Der Trainer der Mittweidaer Bezirksliga-Handballer (6./7:5), Steffen Kopasz, ist selbst gespannt auf das morgige Aufeinandertreffen seiner Mannschaft mit Tabellenführer ZHC Grubenlampe II (1./9:3). Mit einem Sieg könnten die Fortschritt-Männer wieder Tuchfühlung zur Spitzengruppe aufnehmen. Bei einer Niederlage droht allerdings eine Saison als graue Maus.

"Ich hoffe nicht, dass die Mannschaft durch die vergangenen beiden Niederlagen einen Knacks bekommen hat", so der Trainer, der auf die positive Einstellung seiner Jungs baut. Die dritte Niederlage hintereinander solle auf jeden Fall vermieden werden, "doch dafür müssen wir im Angriff wieder besser agieren", fordert er. Immerhin wissen die Mittweidaer, wie die Zwickauer zu schlagen sind: In der Vorsaison stieg das Duell am Schwanenteich gleich am ersten Spieltag. Da gewann Fortschritt mit 29:27. Das Rückspiel ging mit 29:25 aber an die Westsachsen.

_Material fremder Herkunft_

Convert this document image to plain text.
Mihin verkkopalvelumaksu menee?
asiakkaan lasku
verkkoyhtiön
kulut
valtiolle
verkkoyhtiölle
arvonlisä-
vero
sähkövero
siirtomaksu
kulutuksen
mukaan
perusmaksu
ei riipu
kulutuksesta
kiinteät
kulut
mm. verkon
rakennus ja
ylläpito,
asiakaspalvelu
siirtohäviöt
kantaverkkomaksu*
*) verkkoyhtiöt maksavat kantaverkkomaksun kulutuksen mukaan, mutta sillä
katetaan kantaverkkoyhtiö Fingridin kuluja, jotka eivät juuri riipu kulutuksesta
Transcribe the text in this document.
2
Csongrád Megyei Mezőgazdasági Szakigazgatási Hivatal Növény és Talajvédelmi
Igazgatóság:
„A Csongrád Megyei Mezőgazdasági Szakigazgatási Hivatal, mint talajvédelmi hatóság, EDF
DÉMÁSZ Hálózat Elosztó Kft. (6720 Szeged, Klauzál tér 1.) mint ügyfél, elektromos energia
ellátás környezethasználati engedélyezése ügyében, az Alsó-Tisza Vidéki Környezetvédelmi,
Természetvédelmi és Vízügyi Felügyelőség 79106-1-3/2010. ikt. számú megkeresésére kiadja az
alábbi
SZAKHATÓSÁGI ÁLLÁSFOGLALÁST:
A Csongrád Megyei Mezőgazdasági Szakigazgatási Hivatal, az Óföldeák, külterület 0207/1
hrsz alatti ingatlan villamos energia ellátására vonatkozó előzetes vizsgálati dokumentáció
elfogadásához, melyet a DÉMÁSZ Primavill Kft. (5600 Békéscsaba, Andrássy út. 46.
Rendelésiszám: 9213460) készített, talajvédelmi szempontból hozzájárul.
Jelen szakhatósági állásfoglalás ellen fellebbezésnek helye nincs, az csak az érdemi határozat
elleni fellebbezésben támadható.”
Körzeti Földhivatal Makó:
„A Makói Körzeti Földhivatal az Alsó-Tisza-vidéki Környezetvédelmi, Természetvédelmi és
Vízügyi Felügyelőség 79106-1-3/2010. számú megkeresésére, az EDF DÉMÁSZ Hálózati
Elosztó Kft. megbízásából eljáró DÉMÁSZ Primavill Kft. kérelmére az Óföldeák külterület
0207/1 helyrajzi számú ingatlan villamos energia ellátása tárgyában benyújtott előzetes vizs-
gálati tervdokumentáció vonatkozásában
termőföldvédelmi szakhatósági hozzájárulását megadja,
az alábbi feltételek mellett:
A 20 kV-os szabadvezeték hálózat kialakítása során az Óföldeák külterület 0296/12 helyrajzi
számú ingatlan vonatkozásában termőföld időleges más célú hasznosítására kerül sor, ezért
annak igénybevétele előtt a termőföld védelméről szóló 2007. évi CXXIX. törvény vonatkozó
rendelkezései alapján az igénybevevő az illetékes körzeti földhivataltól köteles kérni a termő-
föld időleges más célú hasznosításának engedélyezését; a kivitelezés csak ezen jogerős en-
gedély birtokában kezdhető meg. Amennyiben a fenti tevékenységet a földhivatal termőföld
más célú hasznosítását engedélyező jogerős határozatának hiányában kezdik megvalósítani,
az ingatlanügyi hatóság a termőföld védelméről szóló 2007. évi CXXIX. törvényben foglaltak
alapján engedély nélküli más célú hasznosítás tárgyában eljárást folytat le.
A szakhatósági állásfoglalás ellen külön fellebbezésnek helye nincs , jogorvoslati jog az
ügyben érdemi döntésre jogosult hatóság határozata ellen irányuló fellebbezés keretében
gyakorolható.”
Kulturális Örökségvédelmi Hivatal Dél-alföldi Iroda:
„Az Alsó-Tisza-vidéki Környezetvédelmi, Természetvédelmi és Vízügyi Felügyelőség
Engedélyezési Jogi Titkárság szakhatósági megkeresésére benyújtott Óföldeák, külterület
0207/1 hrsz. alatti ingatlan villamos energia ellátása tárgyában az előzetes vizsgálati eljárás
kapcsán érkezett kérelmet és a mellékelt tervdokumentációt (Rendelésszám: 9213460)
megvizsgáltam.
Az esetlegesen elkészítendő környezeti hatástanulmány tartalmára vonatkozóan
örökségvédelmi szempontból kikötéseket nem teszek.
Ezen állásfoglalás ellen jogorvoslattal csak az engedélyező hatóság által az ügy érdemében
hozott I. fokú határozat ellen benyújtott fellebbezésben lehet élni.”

Die Mittweidaer Frauen (9./4:8) können morgen im Anschluss ihren 14:12-Auswärtssieg in Burgstädt veredeln. Gegen den VfB Flöha (11./2:10) wäre ein Heimsieg gleich doppelt wichtig, da die Mittweidaerinnen sich dann gleich ein kleines Punktepolster auf die Abstiegsränge verschaffen würden. Dafür müssen sie aber ähnlich gut in der Abwehr arbeiten wie in der Vorwoche.

In der gleichen Liga wartet auf die Frauen von Motor Rochlitz (12./2:10) eine schwierigere Aufgabe. Die Rochlitzerinnen gastieren bei der SG Nickelhütte Aue (3./10:2). Beide Teams kennen sich aus der Vorsaison bestens, denn damals stiegen die Erzgebirgerinnen als Kreisliga-Meister vor den Rochlitzerinnen in die Bezirksklasse auf. BSC-Coach Daniel Eckelt sieht sein Team auf dem richtigen Weg, doch die Punkte fehlen noch.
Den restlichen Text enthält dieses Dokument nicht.